VwGH 84/17/0001

VwGH84/17/000114.2.1986

Der Verwaltungsgerichtshof hat durch den Vorsitzenden Senatspräsident Dr. Simon und die Hofräte Hnatek, Dr. Kramer, Dr. Wetzel und Dr. Puck als Richter, im Beisein der Schriftführerin Dr. Wrulich, über die Beschwerde der W-Wohnungseigentums Gesellschaft mbH in W, vertreten durch Dr. Johannes Patzak, Rechtsanwalt in Wien I, Johannesgasse 16, gegen den Bescheid der Abgabenberufungskommission der Bundeshauptstadt Wien vom 15. November 1983, Zl. MDR-W 96/83, betreffend Haftung für Ausgleichsabgabe nach dem Wiener Garagengesetz, zu Recht erkannt:

Normen

BauO Wr §70 Abs2;
BauO Wr §74 Abs1;
GaragenG Wr 1957 §44 Abs2 idF 1975/007;
BauO Wr §70 Abs2;
BauO Wr §74 Abs1;
GaragenG Wr 1957 §44 Abs2 idF 1975/007;

 

Spruch:

Die Beschwerde wird als unbegründet abgewiesen.

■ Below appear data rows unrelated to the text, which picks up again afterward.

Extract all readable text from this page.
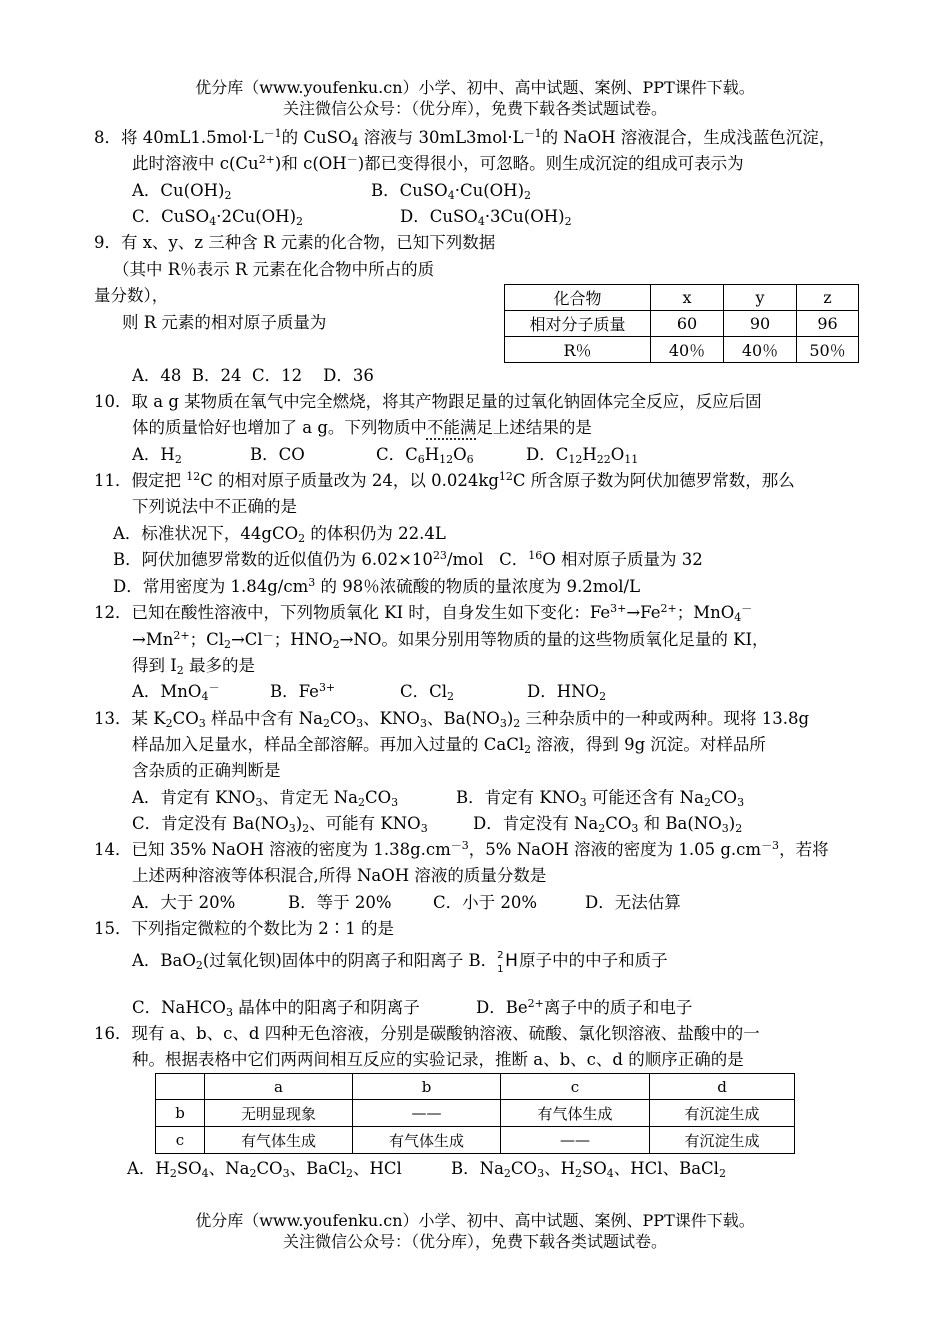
优分库（www.youfenku.cn）小学、初中、高中试题、案例、PPT课件下载。
关注微信公众号：（优分库），免费下载各类试题试卷。
8．将 $40mL1.5mol\cdot L^{-1}$的 CuSO$_4$ 溶液与 $30mL3mol\cdot L^{-1}$的 NaOH 溶液混合，生成浅蓝色沉淀，
此时溶液中 $c(Cu^{2+})$和 c(OH－)都已变得很小，可忽略。则生成沉淀的组成可表示为
A．$Cu(OH)_2$	B．$CuSO_4\cdot Cu(OH)_2$
C．$CuSO_4\cdot 2Cu(OH)_2$	D．$CuSO_4\cdot 3Cu(OH)_2$
9．有 x、y、z 三种含 R 元素的化合物，已知下列数据
（其中 R％表示 R 元素在化合物中所占的质
量分数），
则 R 元素的相对原子质量为
化合物	x	y	z
相对分子质量	60	90	96
R％	40％	40％	50％
A．48  B．24  C．12    D．36
10．取 a g 某物质在氧气中完全燃烧，将其产物跟足量的过氧化钠固体完全反应，反应后固
体的质量恰好也增加了 a g。下列物质中不能满足上述结果的是
A．$H_2$	B．CO	C．$C_6H_{12}O_6$	D．$C_{12}H_{22}O_{11}$
11．假定把 $^{12}$C 的相对原子质量改为 24，以 $0.024kg^{12}C$ 所含原子数为阿伏加德罗常数，那么
下列说法中不正确的是
A．标准状况下，44gCO$_2$ 的体积仍为 22.4L
B．阿伏加德罗常数的近似值仍为 $6.02\times 10^{23}$/mol   C．$^{16}$O 相对原子质量为 32
D．常用密度为 $1.84g/cm^3$ 的 98％浓硫酸的物质的量浓度为 9.2mol/L
12．已知在酸性溶液中，下列物质氧化 KI 时，自身发生如下变化：$Fe^{3+}\to Fe^{2+}$；MnO$_4$－
$\to Mn^{2+}$；$Cl_2\to Cl^-$；$HNO_2\to NO$。如果分别用等物质的量的这些物质氧化足量的 KI，
得到 $I_2$ 最多的是
A．MnO$_4$－	B．$Fe^{3+}$	C．$Cl_2$	D．$HNO_2$
13．某 $K_2CO_3$ 样品中含有 $Na_2CO_3$、$KNO_3$、$Ba(NO_3)_2$ 三种杂质中的一种或两种。现将 13.8g
样品加入足量水，样品全部溶解。再加入过量的 CaCl$_2$ 溶液，得到 9g 沉淀。对样品所
含杂质的正确判断是
A．肯定有 $KNO_3$、肯定无 $Na_2CO_3$	B．肯定有 $KNO_3$ 可能还含有 $Na_2CO_3$
C．肯定没有 $Ba(NO_3)_2$、可能有 $KNO_3$	D．肯定没有 $Na_2CO_3$ 和 $Ba(NO_3)_2$
14．已知 35% NaOH 溶液的密度为 $1.38g.cm^{-3}$，5% NaOH 溶液的密度为 1.05 $g.cm^{-3}$，若将
上述两种溶液等体积混合,所得 NaOH 溶液的质量分数是
A．大于 20%	B．等于 20%	C．小于 20%	D．无法估算
15．下列指定微粒的个数比为 2∶1 的是
A．BaO$_2$(过氧化钡)固体中的阴离子和阳离子 B． 2
1 H 原子中的中子和质子
C．NaHCO$_3$ 晶体中的阳离子和阴离子	D．$Be^{2+}$离子中的质子和电子
16．现有 a、b、c、d 四种无色溶液，分别是碳酸钠溶液、硫酸、氯化钡溶液、盐酸中的一
种。根据表格中它们两两间相互反应的实验记录，推断 a、b、c、d 的顺序正确的是
	a	b	c	d
b	无明显现象	——	有气体生成	有沉淀生成
c	有气体生成	有气体生成	——	有沉淀生成
A．$H_2SO_4$、$Na_2CO_3$、BaCl$_2$、HCl	B．$Na_2CO_3$、$H_2SO_4$、HCl、BaCl$_2$
优分库（www.youfenku.cn）小学、初中、高中试题、案例、PPT课件下载。
关注微信公众号：（优分库），免费下载各类试题试卷。
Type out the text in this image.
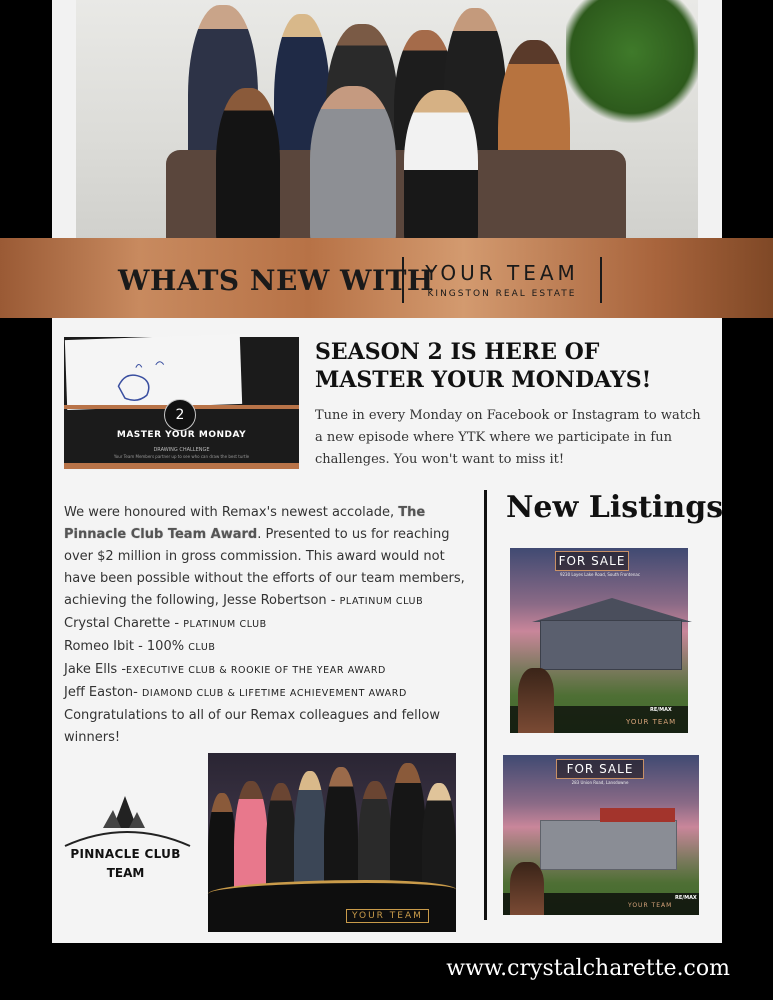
WHATS NEW WITH
YOUR TEAM
KINGSTON REAL ESTATE
2
MASTER YOUR MONDAY
DRAWING CHALLENGE
Your Team Members partner up to see who can draw the best turtle
SEASON 2 IS HERE OF MASTER YOUR MONDAYS!
Tune in every Monday on Facebook or Instagram to watch a new episode where YTK where we participate in fun challenges. You won't want to miss it!
We were honoured with Remax's newest accolade, The Pinnacle Club Team Award. Presented to us for reaching over $2 million in gross commission. This award would not have been possible without the efforts of our team members, achieving the following, Jesse Robertson - PLATINUM CLUB
Crystal Charette - PLATINUM CLUB
Romeo Ibit - 100% CLUB
Jake Ells -EXECUTIVE CLUB & ROOKIE OF THE YEAR AWARD
Jeff Easton- DIAMOND CLUB & LIFETIME ACHIEVEMENT AWARD
Congratulations to all of our Remax colleagues and fellow winners!
New Listings
FOR SALE
9230 Loyes Lake Road, South Frontenac
YOUR TEAM
RE/MAX
FOR SALE
283 Union Road, Lansdowne
YOUR TEAM
RE/MAX
PINNACLE CLUB
TEAM
YOUR TEAM
www.crystalcharette.com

Der Kostenausspruch bleibt einer gesonderten Beschlussfassung vorbehalten.

Begründung

Mit Bescheid des Magistrates der Stadt Wien vom 16. August 1982 wurde dem FK aus Anlass der mit Bescheid vom 17. Juni 1982 baurechtlich genehmigten Maßnahmen auf der Liegenschaft EZ. n1, Katgem. L, eine Ausgleichsabgabe nach dem Wiener Garagengesetz in Höhe von S 100.000,-- vorgeschrieben.

Mit Bescheid vom 11. März 1983 machte der Magistrat der Stadt Wien in Anwendung des § 171 der Wiener Abgabenordnung (WAO), LGBl. für Wien Nr. 21/1962, gemäß § 41 Abs. 2 des Wiener Garagengesetzes, LGBl. für Wien Nr. 22/1957 (Wr. GarG) und § 5 Abs. 2 WAO gegen sechs namentlich genannte Grundeigentümer der gegenständlichen Liegenschaft, darunter auch die Beschwerdeführerin, zur ungeteilten Hand die Haftung für den oben genannten Betrag zuzüglich eines Säumniszuschlages von S 2.000,--, einer Mahngebühr von S 200,-- und einer Pfändungsgebühr von S 1.022,-- geltend.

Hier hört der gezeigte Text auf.